O avanço das queimadas na Amazônia mostra muito mais do que um desastre ambiental, mas exibe um Brasil em chamas e perdido diante da incontinência verbal do presidente Jair Bolsonaro.
Legitimado pelas urnas no ano passado para ser o 38º presidente do Brasil, Bolsonaro comete um erro clássico da política: acredita que os 57 milhões de votos recebidos são seus e lhe dão o direito de falar ou fazer o que bem entender.
Os jornalistas, sobretudo em Brasília, estão acostumados a ver a chamada roda da fortuna girar e ver o efêmero poder trocar de mãos de tempos em tempos. Mas quase sempre quem está no poder não consegue perceber a transitoriedade do cargo que ocupa.
Assim, os brasileiros e o mundo assistem estarrecidos declarações desastrosas do presidente, que faz jus à sua campanha em favor da posse e do porte de armas e pode ser comparado quase que a uma metralhadora giratória.
Só quem não conviveu com Bolsonaro nos 28 anos que passou no Legislativo se surpreende com sua falta de liturgia com o posto que exerce atualmente.
Bolsonaro chegou à Presidência da República pelas circunstâncias. A começar, pelo desgaste dos 13 anos de governos petistas que, mais do que avanços sociais, promoveram uma espécie de institucionalização da corrupção no país.

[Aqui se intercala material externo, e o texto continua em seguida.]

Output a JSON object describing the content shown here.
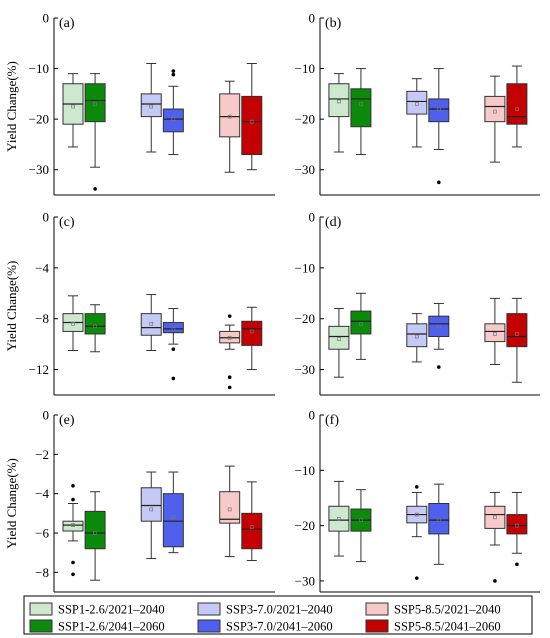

O atentado sofrido durante a campanha, garantiu a Bolsonaro uma projeção na mídia que o horário eleitoral gratuito não conseguiria lhe dar. Mas especialmente a divisão das forças políticas de centro, em boa parte atingida pela Lava Jato e sem um líder capaz de se contrapor ao discurso de ódio e enfrentamento dos extremos, ajudou a garantir seu sucesso eleitoral.
Assim como muitos de seus antecessores, Bolsonaro tenta colocar na conta da imprensa o noticiário negativo sobre seu governo, ainda que parte da mídia tenha sim sua cota de responsabilidade na
criminalização da política.
No afã de denunciar os maus feitos graves, a imprensa acabou jogando na vala comum toda a classe política, como se houvesse outro caminho, se não o da política, para que uma democracia sobreviva.
A política é a arte da negociação entre grupos divergentes e antagônicos, algo inerente de qualquer sociedade democrática, através da qual a vontade da maioria prevalece, mas garantindo o direito da minoria ou oposição de simplesmente existir e também questionar aquilo sobre o que discorda.
Pior, a verborragia presidencial extrapolou as fronteiras do Brasil e estarrece o mundo, prejudica negócios e tem potencial para piorar a dramática situação de quase 13 milhões de brasileiros sem emprego.
Mesmo que alguns governantes e celebridades tenham se valido de imagens antigas de queimadas na Amazônia para se solidarizar a população da região que sofre com a fumaça tóxica e com perda irreparável de um patrimônio mundial, que é a maior floresta do planeta, cabe sim ao governo Bolsonaro agir, em vez de bater boca com seus críticos.
Os sinais de alerta estão por toda parte. Não é à toa que levantamento feito em parceria pela revista Veja e a FSB, divulgado nesta sexta-feira (23), indica que 48% dos brasileiros desaprovam a forma de Bolsonaro governar e 49% consideram que suas declarações atrapalhem bastante sua gestão. Ainda que a maioria da população acredite que o presidente possa fazer, até o fim de seu mandato, um governo ótimo (20%), bom (25%) ou regular (23%).